甲醇芳构化中催化剂酸性对脱烷基、烷基化和异构化反应的影响

doi:10.3866/PKU.WHXB201304101

物理化学学报 >> 2013, Vol. 29 >> Issue (06): 1281-1288.doi: 10.3866/PKU.WHXB201304101

甲醇芳构化中催化剂酸性对脱烷基、烷基化和异构化反应的影响

张金贵¹, 骞伟中¹, 汤效平^1,2, 沈葵¹, 王彤^1,2, 黄晓凡², 魏飞¹

1. 北京市绿色反应工程与工艺重点实验室, 清华大学化工系, 北京, 100084;
2. 华电煤业集团有限公司煤化工事业部, 北京, 100031

收稿日期:2013-01-16 修回日期:2013-04-09 发布日期:2013-05-17
通讯作者: 骞伟中 E-mail:qianwz@mail.tsinghua.edu.cn
基金资助:
国家高技术研究发展计划(863)(2012AA051003)资助项目

Influence of Catalyst Acidity on Dealkylation, Isomerization and Alkylation in MTA Process

ZHANG Jin-Gui¹, QIAN Wei-Zhong¹, TANG Xiao-Ping^1,2, SHEN Kui¹, WANG Tong^1,2, HUANG Xiao-Fan², WEI Fei¹

1 Beijing Key Laboratory of Green Reaction Engineering & Technology, Department of Chemical Engineering, Tsinghua University, Beijing, 100084, P. R. China;
2 Huadian Coal Industry Group Co. Ltd., Beijing, 100031, P. R. China

Received:2013-01-16 Revised:2013-04-09 Published:2013-05-17
Supported by:
The project was supported by the National High Technology Research and Development Program of China (863) (2012AA051003).

摘要/Abstract

摘要：

在Zn/P/ZSM-5催化剂上研究了甲醇、二甲苯、甲苯和甲醇等不同进料下芳烃产品分布随反应积碳的变化, 发现催化剂积碳对芳构化反应、脱烷基反应和烷基化反应的影响不同. 在不同硅铝摩尔比(Si/Al 比)和Zn负载量的Zn/P/ZSM-5 催化剂上进行甲醇转化, 考察催化剂酸性位点强度、密度和类型与芳烃收率和产品分布之间的关系, 发现当强酸位点酸密度下降时, 脱烷基反应最先被抑制, 其次是芳构化反应和异构化反应, 而烷基化反应却不受影响. 在Si/Al 比为14, 3% (w) Zn 负载量的Zn/P/ZSM-5 催化剂上可得到75%左右的芳烃收率, 二甲苯收率在35%左右, 具有重要的工业应用前景.

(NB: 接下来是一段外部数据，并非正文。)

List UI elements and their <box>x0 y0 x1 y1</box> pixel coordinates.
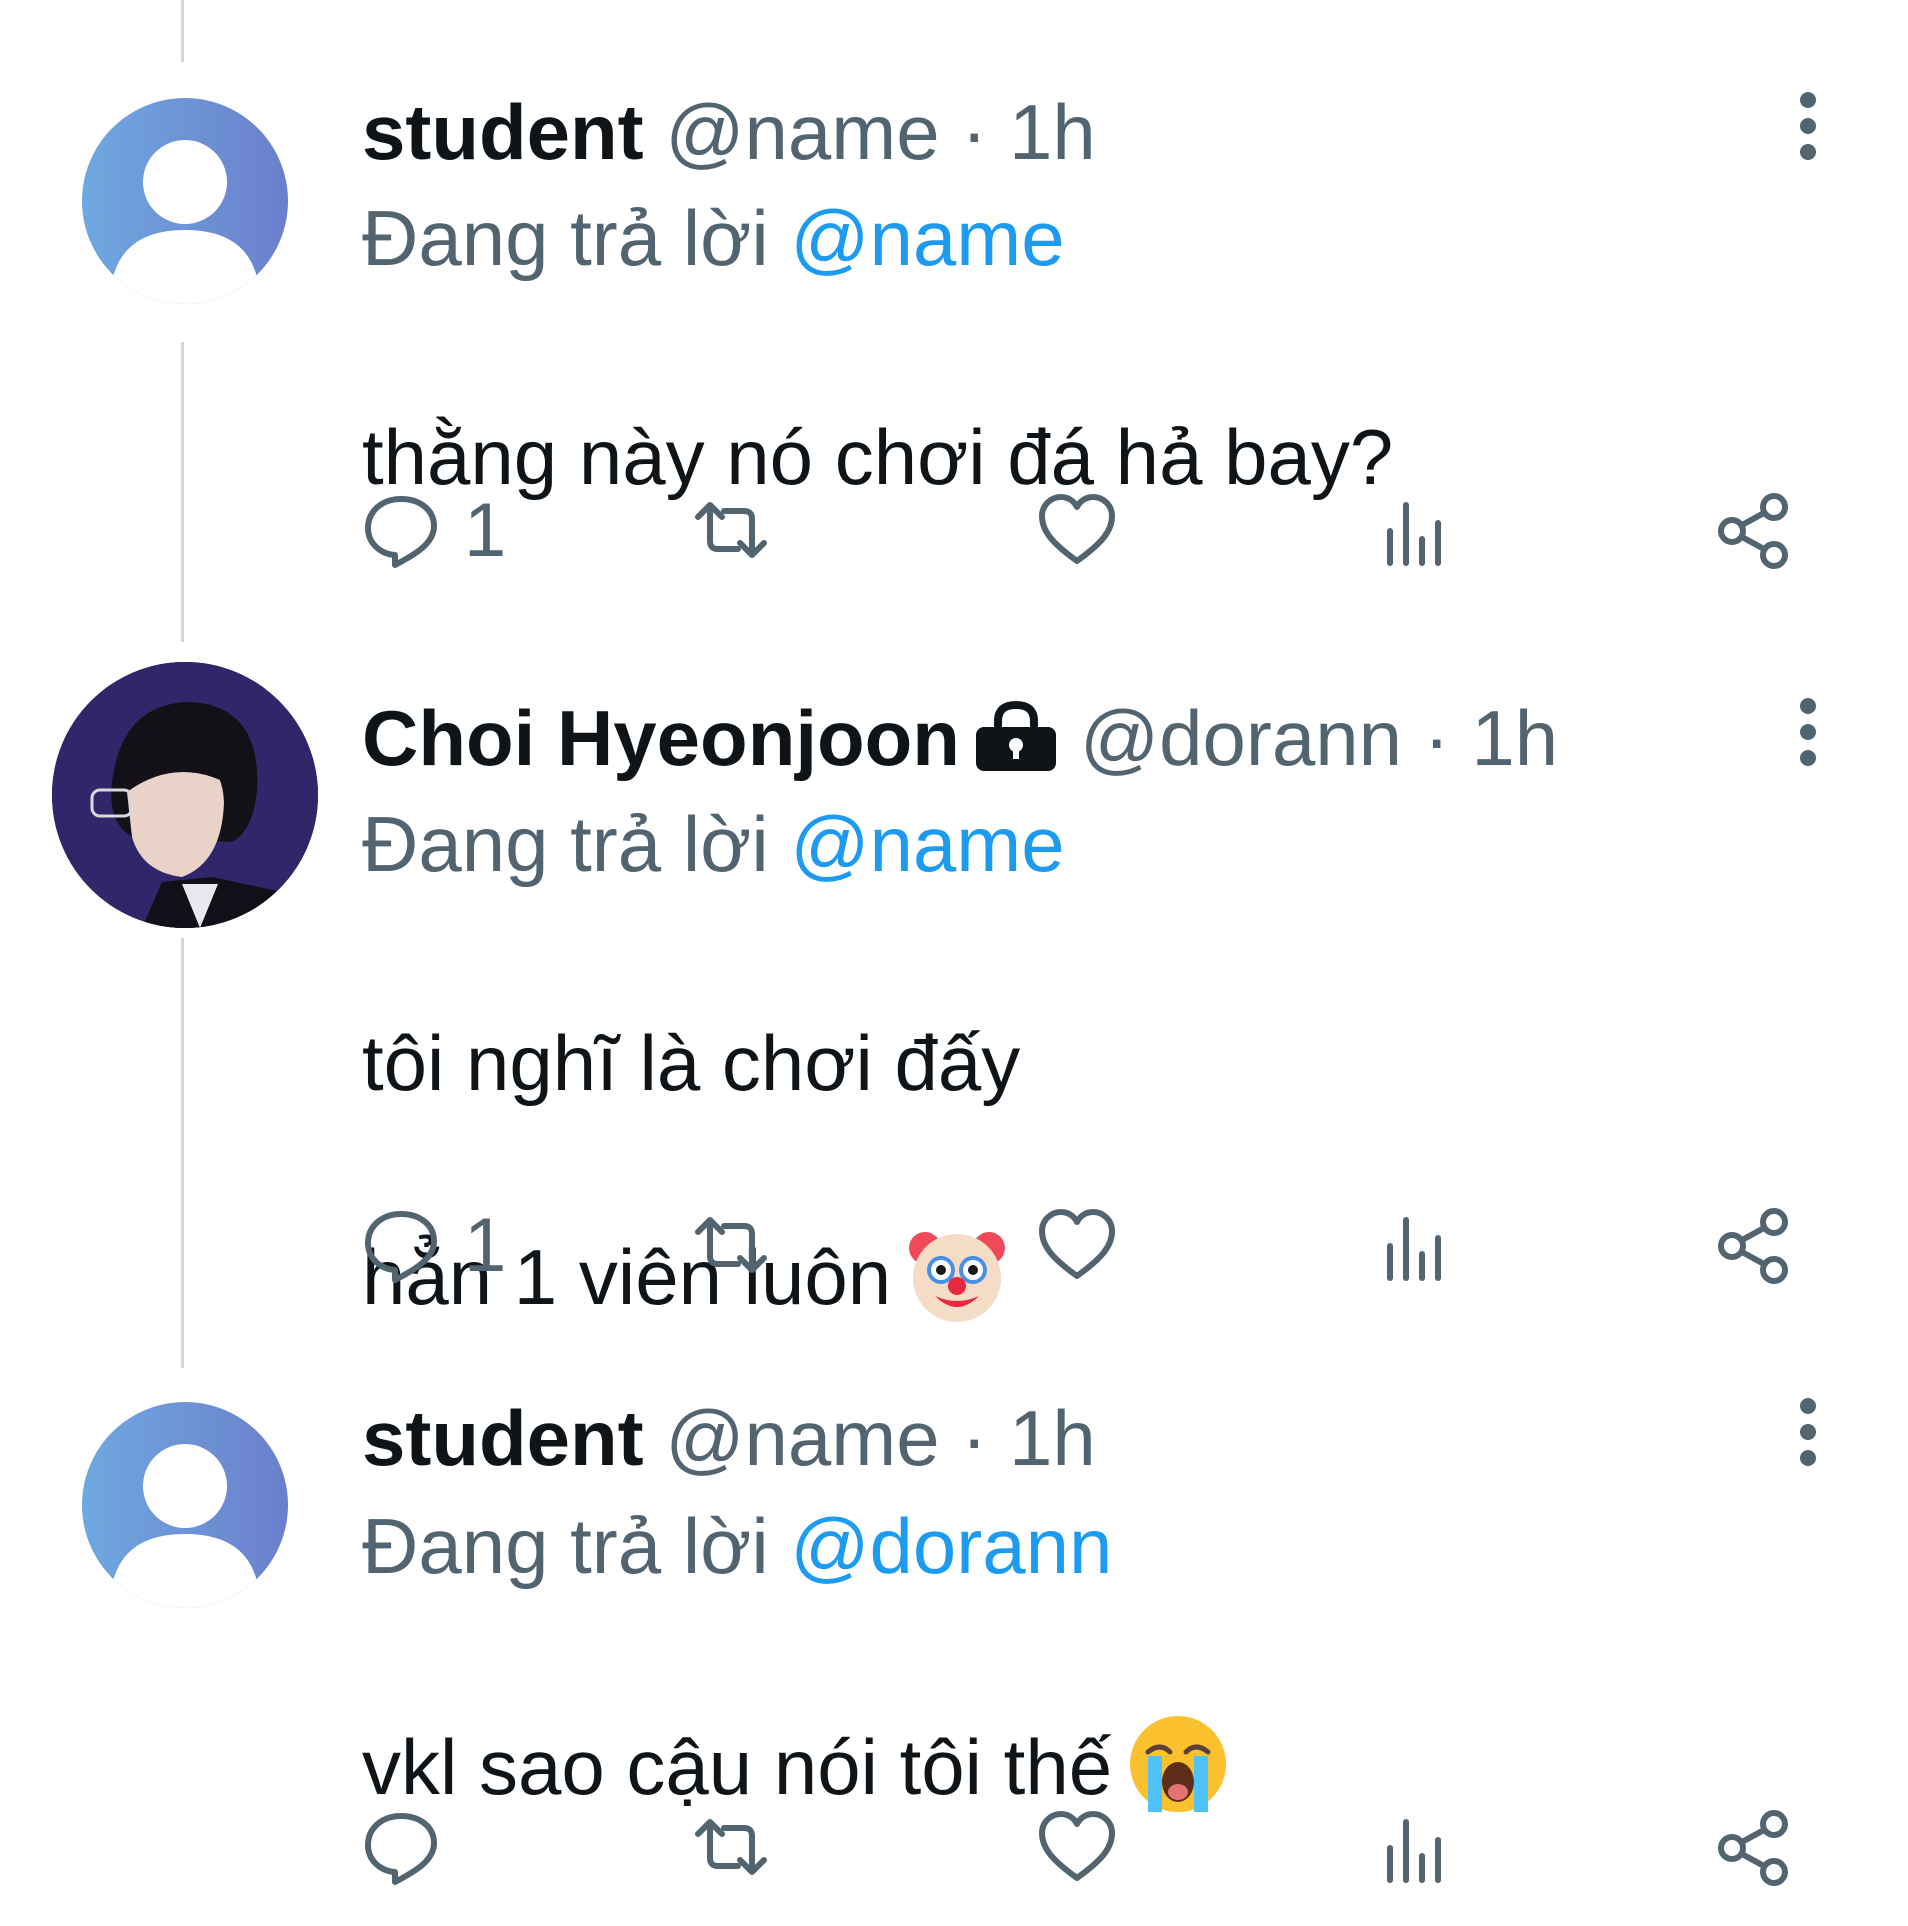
thread-line <box>181 0 184 62</box>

关键词: 甲醇, ZSM-5分子筛, 芳构化, 脱烷基, 烷基化, 异构化

Abstract:

Relationship between aromatics distribution, in the process of methanol to aromatics (MTA), and the conversion of methanol and the catalyst acidity was investigated over a series of Zn/P/ZSM-5 catalysts with different Si/Al molar ratios and zinc loading. To understand the contribution of aromatization, isomerization, dealkylation and alkylation reactivity of the catalyst to the aromatics distribution, coke deposition degree of Zn/P/ZSM-5 catalyst was tailored as using different feedstocks including methanol, xylene or the mixture of methanol and toluene. With the coke deposition, the amount of different types of acidic sites of catalyst varied significantly, characterized by NH₃-temperature programmed desorption (NH3-TPD) and pyridine-infrared methods. Aromatization, dealkylation, alkylation, and isomerization showed sensitivity to a reduction in the density of strongly acidic sites. Dealkylation reaction was preferentially inhibited just by slightly decreasing the density of strong acid sites. However, aromatization and isomerization reaction were inhibited only when the density of strong acid sites was significantly decreased. In all cases, alkylation was found to be uninfluenced by acidic site density. A Zn/P/ZSM-5 catalyst with Si/Al molar ratio of 14 and 3% (w) Zn loading exhibited aromatics yields of 75% and xylene yields of about 35%, indicating potential for industrial application.

Key words: Methanol, ZSM-5 zeolite, Aromatization, Dealkylation, Alkylation, Isomerization

张金贵, 骞伟中, 汤效平, 沈葵, 王彤, 黄晓凡, 魏飞. 甲醇芳构化中催化剂酸性对脱烷基、烷基化和异构化反应的影响[J]. 物理化学学报, 2013, 29(06): 1281-1288.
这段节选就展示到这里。